I had an idea this morning for a cool AI-powered workflow.

Lately I've been developing a couple of video games with AI, but the quality hasn't been on par with what I was hoping to achieve. The output of the AI models looks amateurish, and I keep needing to go back to the AI to tell it what to improve.

That makes sense — AI models need very specific instructions to code exactly what you're looking to see in a game. I think this is why game development studios employ entire teams. Games often have credit rolls similar to a movie.

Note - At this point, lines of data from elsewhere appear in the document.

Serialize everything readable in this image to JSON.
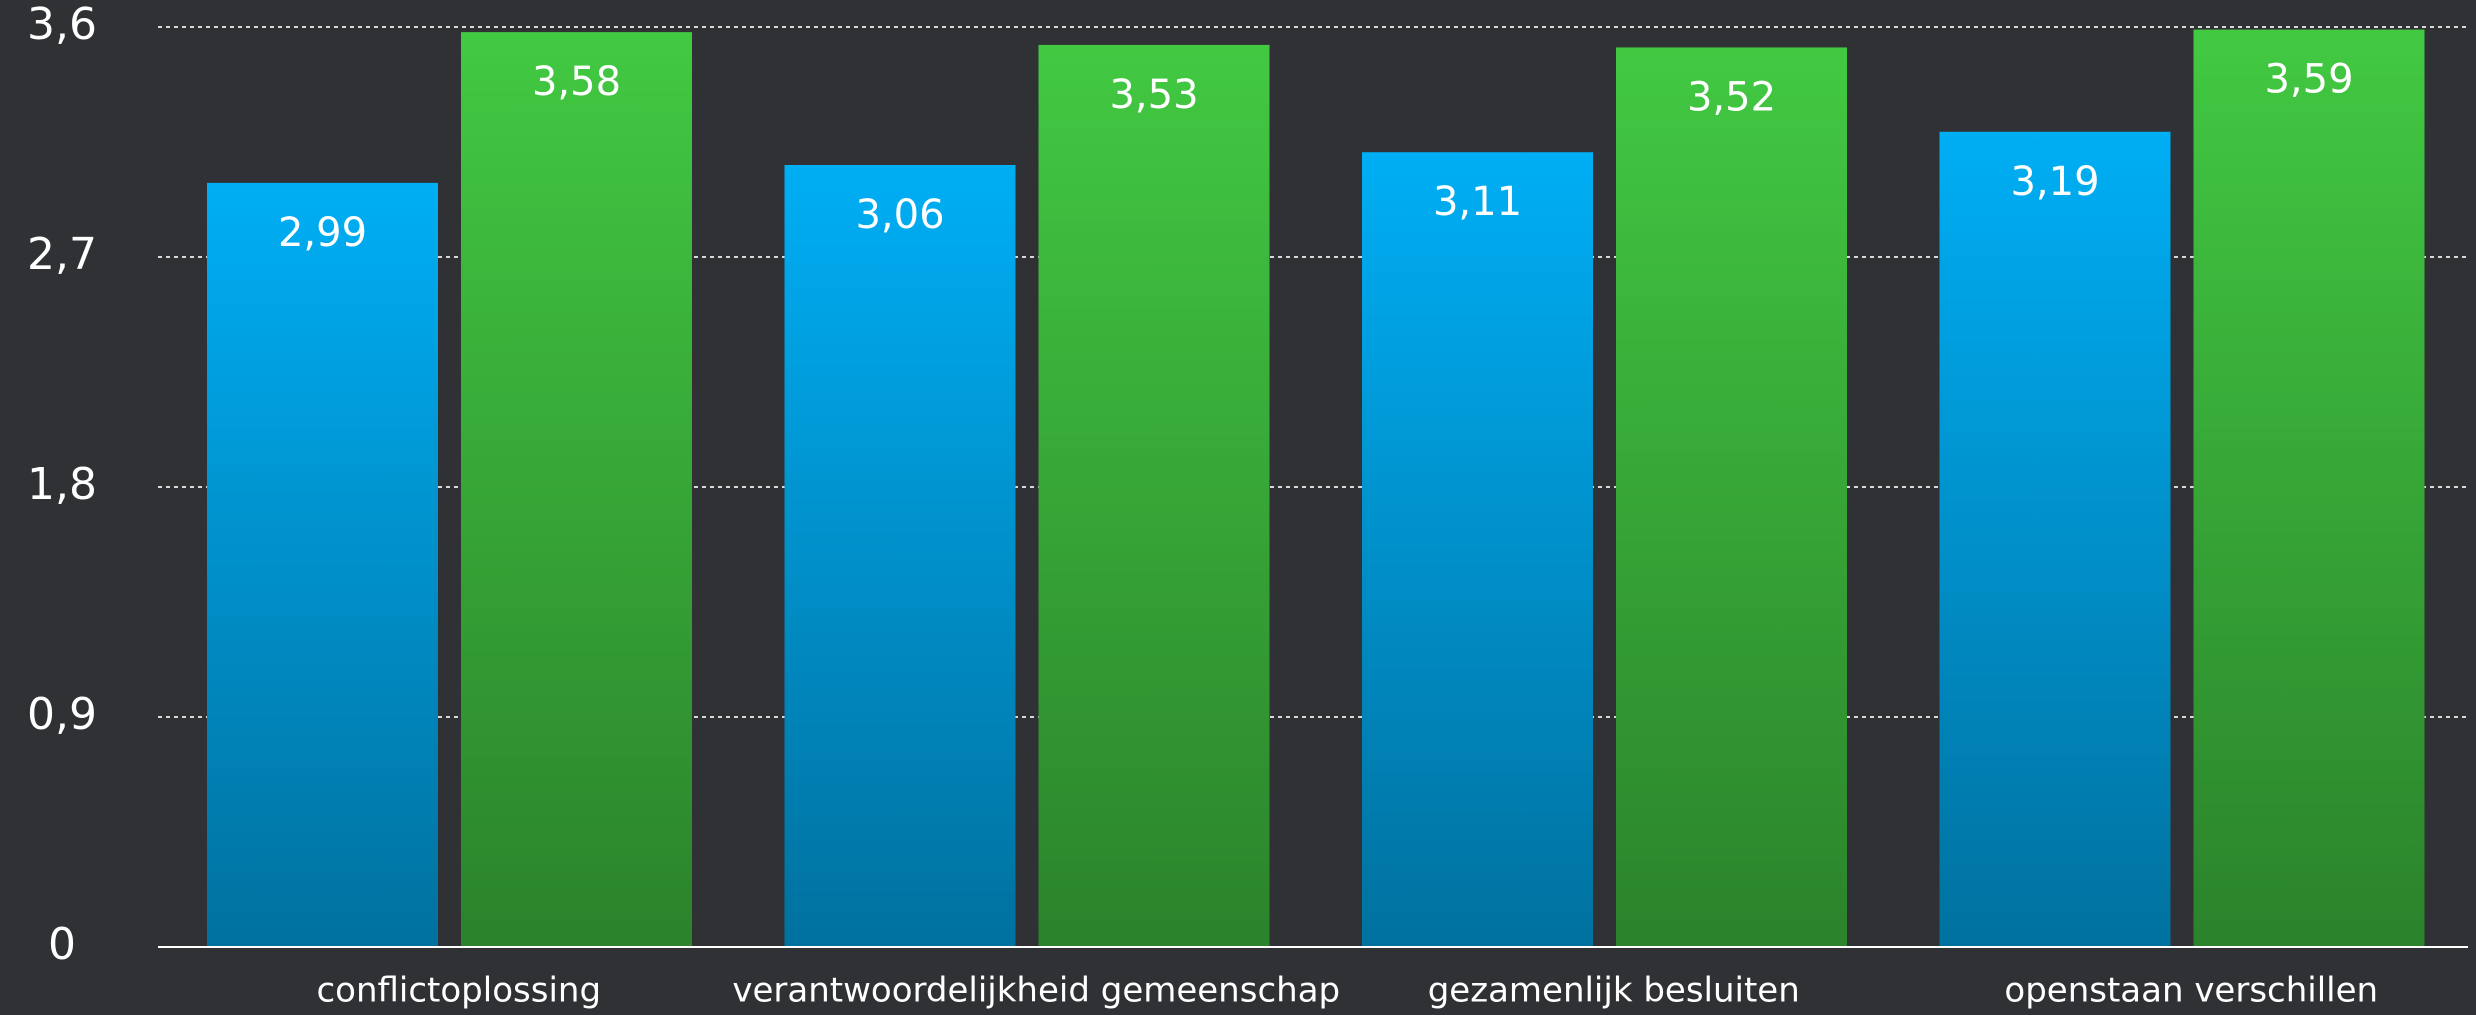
{
  "chart_data": {
    "type": "bar",
    "categories": [
      "conflictoplossing",
      "verantwoordelijkheid gemeenschap",
      "gezamenlijk besluiten",
      "openstaan verschillen"
    ],
    "series": [
      {
        "color": "#00aef4",
        "values": [
          2.99,
          3.06,
          3.11,
          3.19
        ],
        "value_labels": [
          "2,99",
          "3,06",
          "3,11",
          "3,19"
        ]
      },
      {
        "color": "#42c942",
        "values": [
          3.58,
          3.53,
          3.52,
          3.59
        ],
        "value_labels": [
          "3,58",
          "3,53",
          "3,52",
          "3,59"
        ]
      }
    ],
    "ylim": [
      0,
      3.6
    ],
    "yticks": [
      0,
      {
        "value": 0.9,
        "label": "0,9"
      },
      {
        "value": 1.8,
        "label": "1,8"
      },
      {
        "value": 2.7,
        "label": "2,7"
      },
      {
        "value": 3.6,
        "label": "3,6"
      }
    ],
    "grid": true
  }
}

But with the speed AI now allows us to write code, I feel like this opens up a real opportunity for the solo game developer. From my perspective as a musician who loves video games, I can automate having an AI agent work on a game for me while I focus on other creative aspects — like music.

The Old Approach

What I was previously doing was play testing the games I've been building, then going back to the AI with mostly individual fixes. The problem is that these games have a lot of areas — mostly visual — that I want improved, and pointing them out one by one is slow.

The New Workflow

Here's what I'm trying today:

  1. Screen record gameplay of the game I'm working on.
  2. Upload the recording to an AI agent.
  3. Instruct the agent to scan the video frame by frame and pick apart flaws that make the game look like a prototype rather than a fully realized game.
  4. Have the agent draft a "mega-prompt" — a detailed, step-by-step list for the next AI agent to go in and build out or repair the game.

Initial Results

So far I'm extremely impressed. The agent went to work picking out flaws frame by frame and drafted a plan to improve the game step by step. After reviewing the plan, I fully agreed with everything it suggested.

Next, I pasted the mega-prompt into new chat windows pointed at the game directories, and the agents are now working. My plan is to repeat this process in a loop — agents improving the game while I build out other aspects of it.

I'm sure this workflow will evolve over time.